A Desmassificação Massificada de Patrícia Moreira
por Reinaldo Melo
Uma das características do ser humano é o medo de ser tocado pelo desconhecido.
Consequentemente, há o desejo de isolamento social, em que
estabelece estratégias comportamentais para não haver qualquer relação
com o outro, ou físico, se fechando dentro de um espaço onde o contato
com o mundo não ocorra, sentindo-se amplamente protegido. A aversão a
qualquer contato é inerente à natureza humana. Essa essência contrasta
com a necessidade de socialização de nossa espécie.

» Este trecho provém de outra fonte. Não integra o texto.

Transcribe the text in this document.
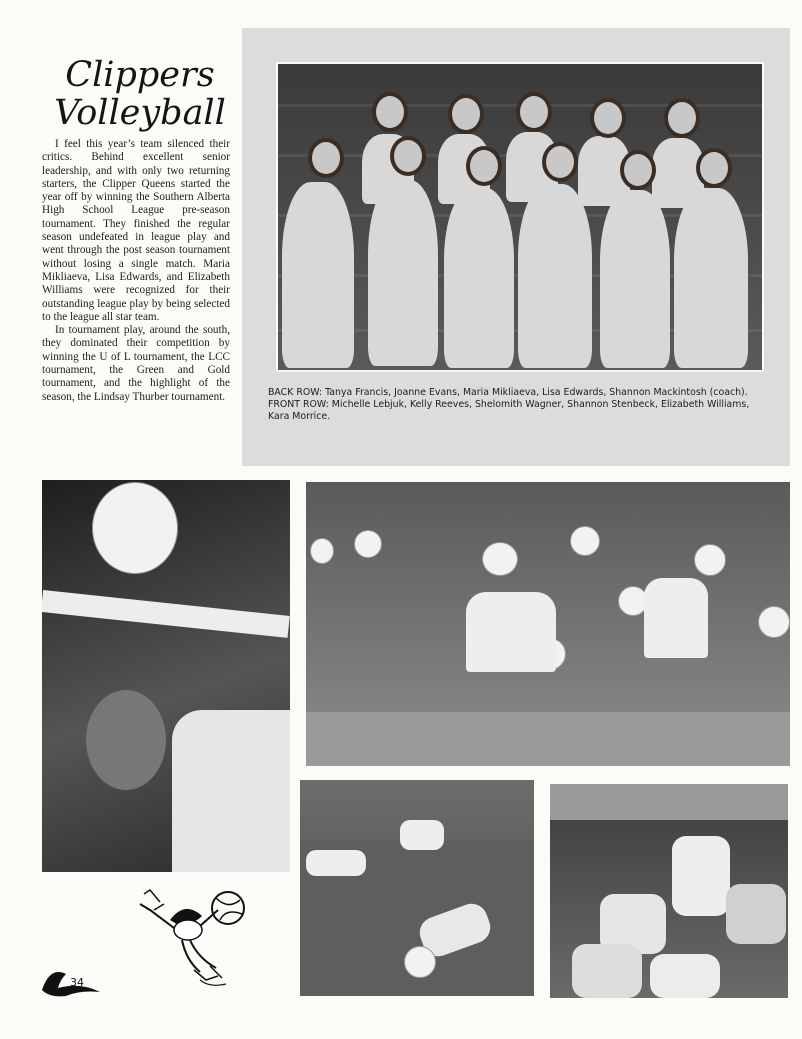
Clippers
Volleyball

I feel this year’s team silenced their critics. Behind excellent senior leadership, and with only two returning starters, the Clipper Queens started the year off by winning the Southern Alberta High School League pre-season tournament. They finished the regular season undefeated in league play and went through the post season tournament without losing a single match. Maria Mikliaeva, Lisa Edwards, and Elizabeth Williams were recognized for their outstanding league play by being selected to the league all star team.

In tournament play, around the south, they dominated their competition by winning the U of L tournament, the LCC tournament, the Green and Gold tournament, and the highlight of the season, the Lindsay Thurber tournament.	BACK ROW: Tanya Francis, Joanne Evans, Maria Mikliaeva, Lisa Edwards, Shannon Mackintosh (coach).
FRONT ROW: Michelle Lebjuk, Kelly Reeves, Shelomith Wagner, Shannon Stenbeck, Elizabeth Williams, Kara Morrice.
34
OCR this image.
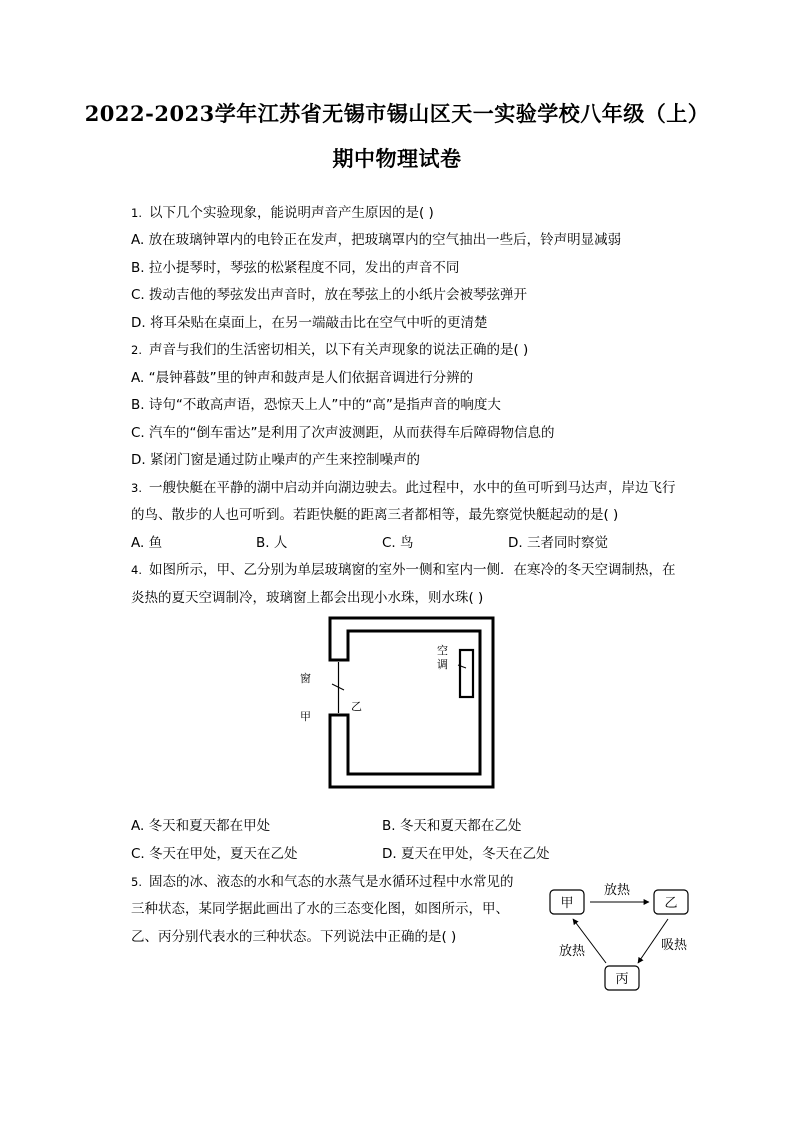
2022-2023学年江苏省无锡市锡山区天一实验学校八年级（上）
期中物理试卷
1. 以下几个实验现象，能说明声音产生原因的是( )
A. 放在玻璃钟罩内的电铃正在发声，把玻璃罩内的空气抽出一些后，铃声明显减弱
B. 拉小提琴时，琴弦的松紧程度不同，发出的声音不同
C. 拨动吉他的琴弦发出声音时，放在琴弦上的小纸片会被琴弦弹开
D. 将耳朵贴在桌面上，在另一端敲击比在空气中听的更清楚
2. 声音与我们的生活密切相关，以下有关声现象的说法正确的是( )
A. “晨钟暮鼓”里的钟声和鼓声是人们依据音调进行分辨的
B. 诗句“不敢高声语，恐惊天上人”中的“高”是指声音的响度大
C. 汽车的“倒车雷达”是利用了次声波测距，从而获得车后障碍物信息的
D. 紧闭门窗是通过防止噪声的产生来控制噪声的
3. 一艘快艇在平静的湖中启动并向湖边驶去。此过程中，水中的鱼可听到马达声，岸边飞行
的鸟、散步的人也可听到。若距快艇的距离三者都相等，最先察觉快艇起动的是( )
A. 鱼	B. 人	C. 鸟	D. 三者同时察觉
4. 如图所示，甲、乙分别为单层玻璃窗的室外一侧和室内一侧．在寒冷的冬天空调制热，在
炎热的夏天空调制冷，玻璃窗上都会出现小水珠，则水珠( )
窗
甲
乙
空
调
A. 冬天和夏天都在甲处	B. 冬天和夏天都在乙处
C. 冬天在甲处，夏天在乙处	D. 夏天在甲处，冬天在乙处
5. 固态的冰、液态的水和气态的水蒸气是水循环过程中水常见的
三种状态，某同学据此画出了水的三态变化图，如图所示，甲、
乙、丙分别代表水的三种状态。下列说法中正确的是( )
甲	乙
丙
放热
吸热
放热
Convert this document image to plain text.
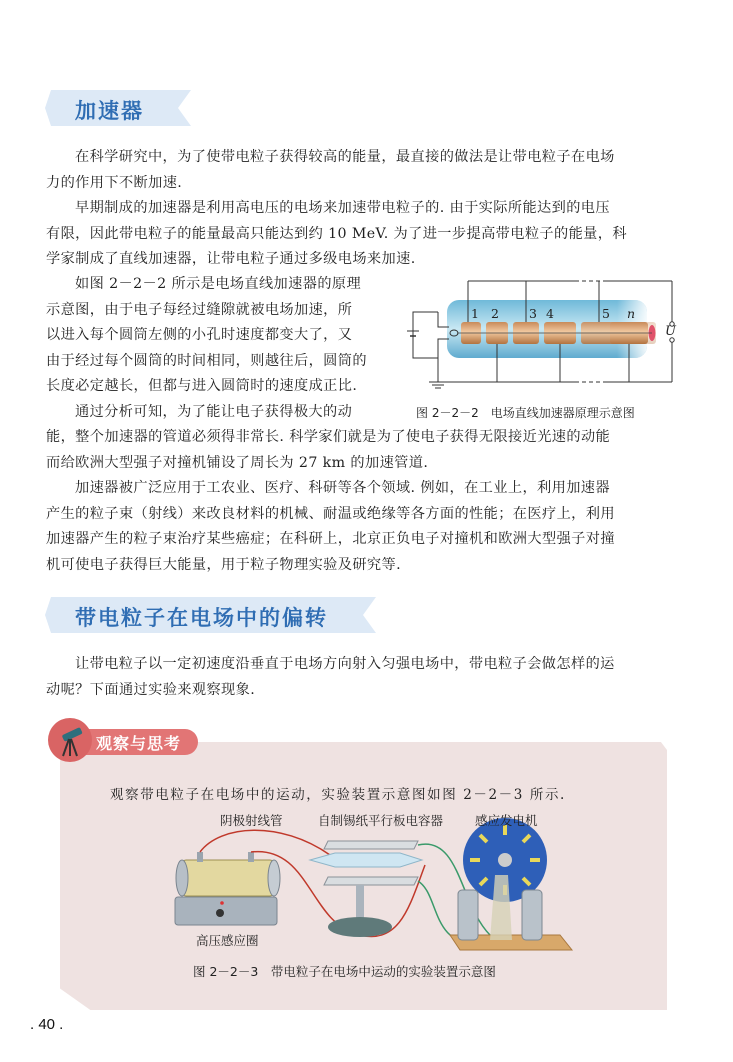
加速器
在科学研究中，为了使带电粒子获得较高的能量，最直接的做法是让带电粒子在电场
力的作用下不断加速.
早期制成的加速器是利用高电压的电场来加速带电粒子的. 由于实际所能达到的电压
有限，因此带电粒子的能量最高只能达到约 10 MeV. 为了进一步提高带电粒子的能量，科
学家制成了直线加速器，让带电粒子通过多级电场来加速.
如图 2－2－2 所示是电场直线加速器的原理
示意图，由于电子每经过缝隙就被电场加速，所
以进入每个圆筒左侧的小孔时速度都变大了，又
由于经过每个圆筒的时间相同，则越往后，圆筒的
长度必定越长，但都与进入圆筒时的速度成正比.
通过分析可知，为了能让电子获得极大的动
1 2 3 4	5 n
U
图 2－2－2　电场直线加速器原理示意图
能，整个加速器的管道必须得非常长. 科学家们就是为了使电子获得无限接近光速的动能
而给欧洲大型强子对撞机铺设了周长为 27 km 的加速管道.
加速器被广泛应用于工农业、医疗、科研等各个领域. 例如，在工业上，利用加速器
产生的粒子束（射线）来改良材料的机械、耐温或绝缘等各方面的性能；在医疗上，利用
加速器产生的粒子束治疗某些癌症；在科研上，北京正负电子对撞机和欧洲大型强子对撞
机可使电子获得巨大能量，用于粒子物理实验及研究等.
带电粒子在电场中的偏转
让带电粒子以一定初速度沿垂直于电场方向射入匀强电场中，带电粒子会做怎样的运
动呢？下面通过实验来观察现象.
观察与思考
观察带电粒子在电场中的运动，实验装置示意图如图 2－2－3 所示.
阴极射线管	自制锡纸平行板电容器	感应发电机
高压感应圈
图 2－2－3　带电粒子在电场中运动的实验装置示意图
. 40 .
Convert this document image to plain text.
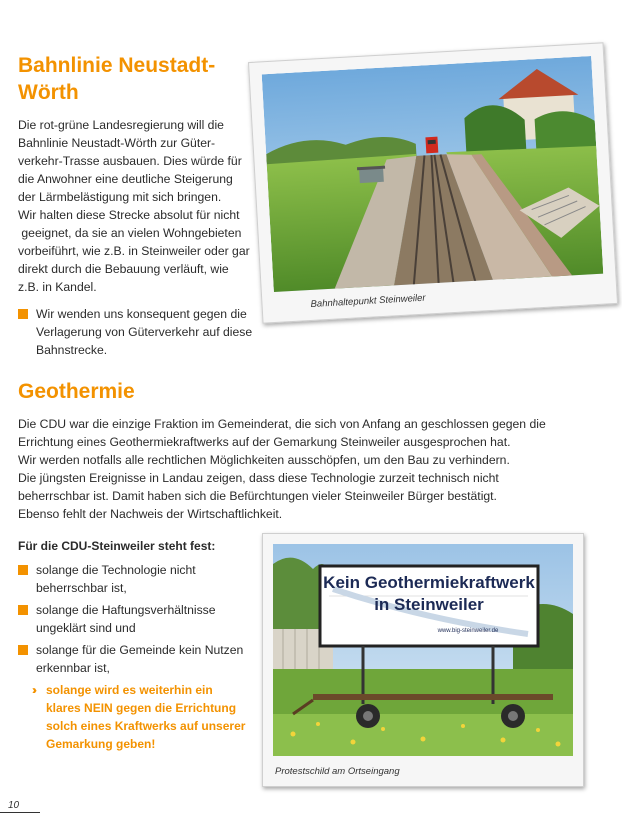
Bahnlinie Neustadt-Wörth
Die rot-grüne Landesregierung will die
Bahnlinie Neustadt-Wörth zur Güter-
verkehr-Trasse ausbauen. Dies würde für
die Anwohner eine deutliche Steigerung
der Lärmbelästigung mit sich bringen.
Wir halten diese Strecke absolut für nicht
geeignet, da sie an vielen Wohngebieten
vorbeiführt, wie z.B. in Steinweiler oder gar
direkt durch die Bebauung verläuft, wie
z.B. in Kandel.
Wir wenden uns konsequent gegen die
Verlagerung von Güterverkehr auf diese
Bahnstrecke.
Bahnhaltepunkt Steinweiler
Geothermie
Die CDU war die einzige Fraktion im Gemeinderat, die sich von Anfang an geschlossen gegen die
Errichtung eines Geothermiekraftwerks auf der Gemarkung Steinweiler ausgesprochen hat.
Wir werden notfalls alle rechtlichen Möglichkeiten ausschöpfen, um den Bau zu verhindern.
Die jüngsten Ereignisse in Landau zeigen, dass diese Technologie zurzeit technisch nicht
beherrschbar ist. Damit haben sich die Befürchtungen vieler Steinweiler Bürger bestätigt.
Ebenso fehlt der Nachweis der Wirtschaftlichkeit.
Für die CDU-Steinweiler steht fest:
solange die Technologie nicht
beherrschbar ist,
solange die Haftungsverhältnisse
ungeklärt sind und
solange für die Gemeinde kein Nutzen
erkennbar ist,
›› solange wird es weiterhin ein
klares NEIN gegen die Errichtung
solch eines Kraftwerks auf unserer
Gemarkung geben!
Kein Geothermiekraftwerk
in Steinweiler
www.big-steinweiler.de
Protestschild am Ortseingang
10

Freud dizia que o indivíduo na sociedade moderna estaria condenado à
infelicidade. O ser humano não é essencialmente gentil, é agressivo. E a
culpa de manter interiorizada tal agressividade o condiciona a plena
insatisfação. Para a civilização moderna, esse impulso agressivo é o que
ameaça a sua existência; a condição civilizada da sociedade sempre está
à beira do precipício da barbárie. Para que não ocorra a queda
o impulso individual muitas vezes deve ser sacrificado pelo impulso
social.
O indivíduo na sociedade esta condenado à infelicidade
Tal medo e conflito são amenizados no processo de massificação do
indivíduo. A massa é uma integração de indivíduos de diferentes
estratificações sociais, profissionais, sexuais, etc, em torno de algo
comum que os iguale por completo. Por exemplo, uma torcida de um time de
futebol. Na massa, além do indivíduo perder o medo do contato com o
outro e com o mundo externo, há o sentimento de proteção e integração.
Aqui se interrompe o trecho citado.